The Potential Risks of Ranitidine
Two years ago, the U.S. Food and Drug Administration called for the removal of ranitidine-based products due to the risks of contamination. The regulatory agency conducted an investigation into the potential contamination. In its 2020 findings, the FDA said the impurity in some ranitidine products increases over time and when stored at higher than room temperatures. The regulator also said they may result in consumer exposure to unacceptable levels of this impurity, BioSpace previously reported.
Prior to that call from the FDA, Sanofi and GSK had already removed some lots of ranitidine-based products from the shelves when the issue was first reported in the fall of 2019.
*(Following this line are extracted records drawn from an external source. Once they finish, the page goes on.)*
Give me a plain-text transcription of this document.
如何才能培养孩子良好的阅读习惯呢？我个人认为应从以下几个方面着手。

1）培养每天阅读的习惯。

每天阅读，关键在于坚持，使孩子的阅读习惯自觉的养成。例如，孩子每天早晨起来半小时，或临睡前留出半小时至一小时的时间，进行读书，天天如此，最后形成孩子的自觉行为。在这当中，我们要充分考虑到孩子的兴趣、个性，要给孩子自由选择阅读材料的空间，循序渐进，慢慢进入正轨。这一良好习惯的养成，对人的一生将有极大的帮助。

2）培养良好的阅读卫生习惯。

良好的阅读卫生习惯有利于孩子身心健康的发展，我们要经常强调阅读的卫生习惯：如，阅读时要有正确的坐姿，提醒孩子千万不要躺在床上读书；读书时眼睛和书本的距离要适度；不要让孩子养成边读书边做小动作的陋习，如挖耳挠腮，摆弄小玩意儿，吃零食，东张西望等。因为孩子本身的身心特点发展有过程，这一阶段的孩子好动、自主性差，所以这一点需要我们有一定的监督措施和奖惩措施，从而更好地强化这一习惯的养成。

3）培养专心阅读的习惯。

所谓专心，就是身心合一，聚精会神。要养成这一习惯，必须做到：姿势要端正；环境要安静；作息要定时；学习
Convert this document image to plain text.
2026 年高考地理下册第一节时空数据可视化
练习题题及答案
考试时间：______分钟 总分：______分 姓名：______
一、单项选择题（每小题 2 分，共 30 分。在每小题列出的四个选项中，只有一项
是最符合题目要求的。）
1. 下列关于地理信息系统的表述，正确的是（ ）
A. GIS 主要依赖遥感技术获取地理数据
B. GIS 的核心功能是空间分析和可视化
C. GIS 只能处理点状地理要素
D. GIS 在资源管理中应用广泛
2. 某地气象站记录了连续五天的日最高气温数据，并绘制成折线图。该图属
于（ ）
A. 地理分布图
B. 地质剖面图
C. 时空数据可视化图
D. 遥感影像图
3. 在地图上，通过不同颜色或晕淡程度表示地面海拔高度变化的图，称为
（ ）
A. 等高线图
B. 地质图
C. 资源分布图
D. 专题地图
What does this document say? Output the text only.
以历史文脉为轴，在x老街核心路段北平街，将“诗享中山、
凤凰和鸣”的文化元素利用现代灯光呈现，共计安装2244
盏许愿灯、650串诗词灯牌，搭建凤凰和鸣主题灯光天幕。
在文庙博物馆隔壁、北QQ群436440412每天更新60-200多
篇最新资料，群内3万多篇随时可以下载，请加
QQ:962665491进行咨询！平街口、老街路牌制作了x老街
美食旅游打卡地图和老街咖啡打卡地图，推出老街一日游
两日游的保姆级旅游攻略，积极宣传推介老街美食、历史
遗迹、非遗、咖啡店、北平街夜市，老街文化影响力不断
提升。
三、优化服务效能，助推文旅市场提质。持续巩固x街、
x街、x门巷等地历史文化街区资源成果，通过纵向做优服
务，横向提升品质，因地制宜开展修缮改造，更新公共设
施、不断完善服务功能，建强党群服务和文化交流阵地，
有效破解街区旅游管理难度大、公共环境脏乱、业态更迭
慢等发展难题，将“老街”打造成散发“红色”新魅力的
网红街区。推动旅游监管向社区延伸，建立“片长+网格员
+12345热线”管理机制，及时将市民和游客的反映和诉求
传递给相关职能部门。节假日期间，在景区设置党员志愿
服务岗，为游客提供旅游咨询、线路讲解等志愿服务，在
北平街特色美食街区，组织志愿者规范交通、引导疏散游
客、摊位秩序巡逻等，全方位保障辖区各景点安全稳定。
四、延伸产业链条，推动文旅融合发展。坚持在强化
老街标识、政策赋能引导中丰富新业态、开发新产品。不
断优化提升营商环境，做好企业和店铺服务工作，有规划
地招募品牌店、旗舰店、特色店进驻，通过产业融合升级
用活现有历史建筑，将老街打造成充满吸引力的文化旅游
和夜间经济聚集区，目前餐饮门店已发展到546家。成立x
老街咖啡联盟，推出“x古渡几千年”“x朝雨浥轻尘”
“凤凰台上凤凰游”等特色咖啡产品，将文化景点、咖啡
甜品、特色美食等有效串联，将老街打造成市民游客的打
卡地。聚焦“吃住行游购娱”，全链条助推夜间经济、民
Ranitidine is an H2 (histamine-2) blocker. It is designed to reduce the amount of acid in the stomach. Zantac was the most popular version of this medication sold in pharmacies throughout the world. Investigations of the drug revealed NDMA was found in the product.
NDMA is a known environmental contaminant and is found in water and foods, including meats, dairy products and vegetables. In large amounts, NDMA can cause health problems, but the FDA said the levels it initially found in ranitidine were low. However, with concerns that the levels could increase over time while in storage, the prudent thing to do was remove them from the market.
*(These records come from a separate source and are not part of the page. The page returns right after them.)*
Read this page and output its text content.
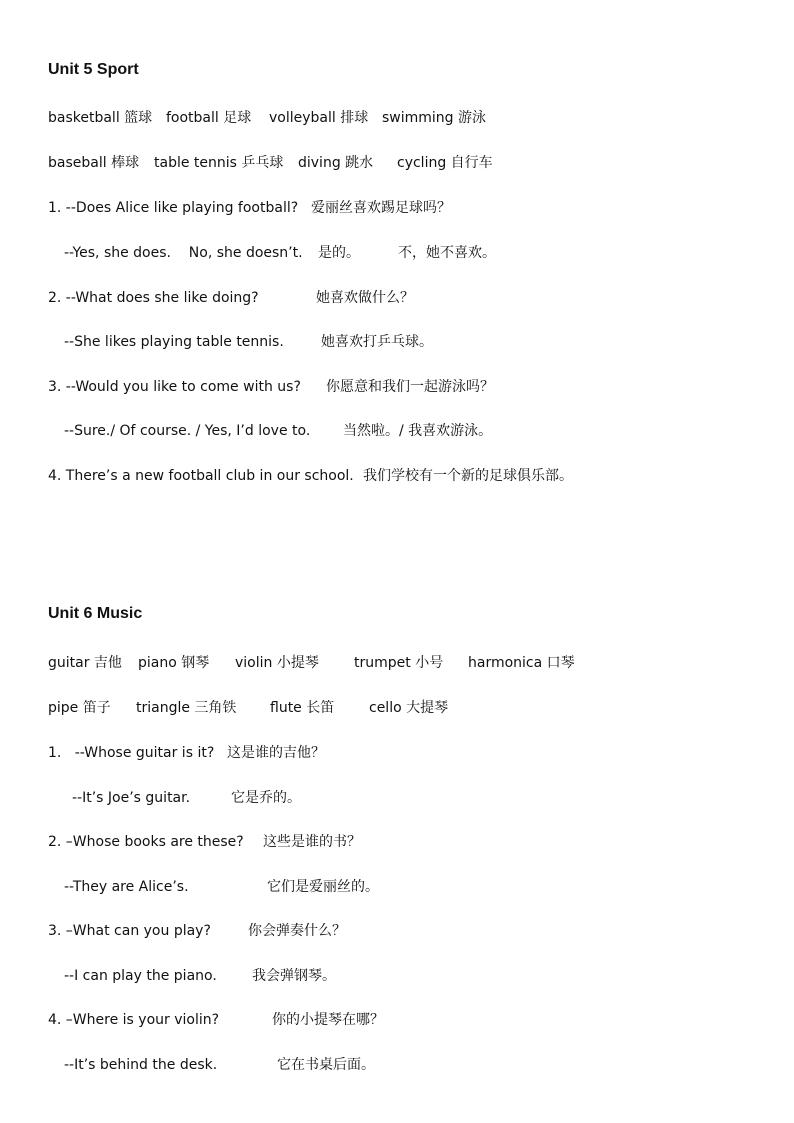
Unit 5 Sport

basketball 篮球

football 足球

volleyball 排球

swimming 游泳

baseball 棒球

table tennis 乒乓球

diving 跳水

cycling 自行车

1. --Does Alice like playing football?

爱丽丝喜欢踢足球吗？

--Yes, she does.    No, she doesn’t.

是的。

	不，她不喜欢。

2. --What does she like doing?

	她喜欢做什么？

--She likes playing table tennis.

	她喜欢打乒乓球。

3. --Would you like to come with us?

你愿意和我们一起游泳吗？

--Sure./ Of course. / Yes, I’d love to.

当然啦。/ 我喜欢游泳。

4. There’s a new football club in our school.

我们学校有一个新的足球俱乐部。

Unit 6 Music

guitar 吉他

piano 钢琴

violin 小提琴

	trumpet 小号

harmonica 口琴

pipe 笛子

triangle 三角铁

flute 长笛

cello 大提琴

1.   --Whose guitar is it?

这是谁的吉他？

--It’s Joe’s guitar.

	它是乔的。

2. –Whose books are these?

这些是谁的书？

--They are Alice’s.

	它们是爱丽丝的。

3. –What can you play?

	你会弹奏什么？

--I can play the piano.

	我会弹钢琴。

4. –Where is your violin?

	你的小提琴在哪？

--It’s behind the desk.

	它在书桌后面。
Sanofi Downplays Risks of Litigation
NDMA contamination isn’t limited to ranitidine. The FDA has previously issued warnings about NDMA contamination in various blood pressure treatments. Those concerns led to companies like Teva Pharmaceuticals issuing a recall of bulk Losartan Potassium after NDMA was discovered in the manufacturing process.
While none of the three companies replied to Bloomberg’s request for comment on the litigation, last month, France-based Sanofi, facing more than 70,000 complaints, downplayed the risks of litigation during its earnings call. Company officials said there is “no reliable evidence” that its Zantac product, at one time the best-selling medicine, causes cancer. Sanofi suggested that plaintiffs will have a difficult time proving their case in court, Bloomberg reported.
Later Thursday, Sanofi issued a statement calling the news flow surrounding the Zantac litigation “highly speculative.” Sanofi also stated that “there have not been any material developments” and that the company remains confident in its legal defenses.
In its own statement, GSK focused on the science. “FDA and EMA have concluded there is no evidence of a causal association between ranitidine therapy and the development of cancer,” company representatives said. The statement also reiterated Sanofi’s claim that there have been no new material developments.
Last year, there was public outcry over allegations of deleted emails at Sanofi that plaintiffs say could have shown the company knew about the carcinogens but chose to ignore them to protect sales. Sanofi was conducting an internal investigation into the loss of emails, many of which are alleged to have been tied to Michael Bailey, the former head of regulatory affairs for Sanofi’s U.S. Consumer Healthcare division. Bailey is now head of scientific affairs for North America in the company’s consumer health business.
Prior to its official spinout from GSK, Haleon noted it has “certain indemnification obligations to GSK and Pfizer” related to ranitidine and other potential issues. Because of this, some analysts suggest Haleon’s role in litigation will be limited, Bloomberg reported.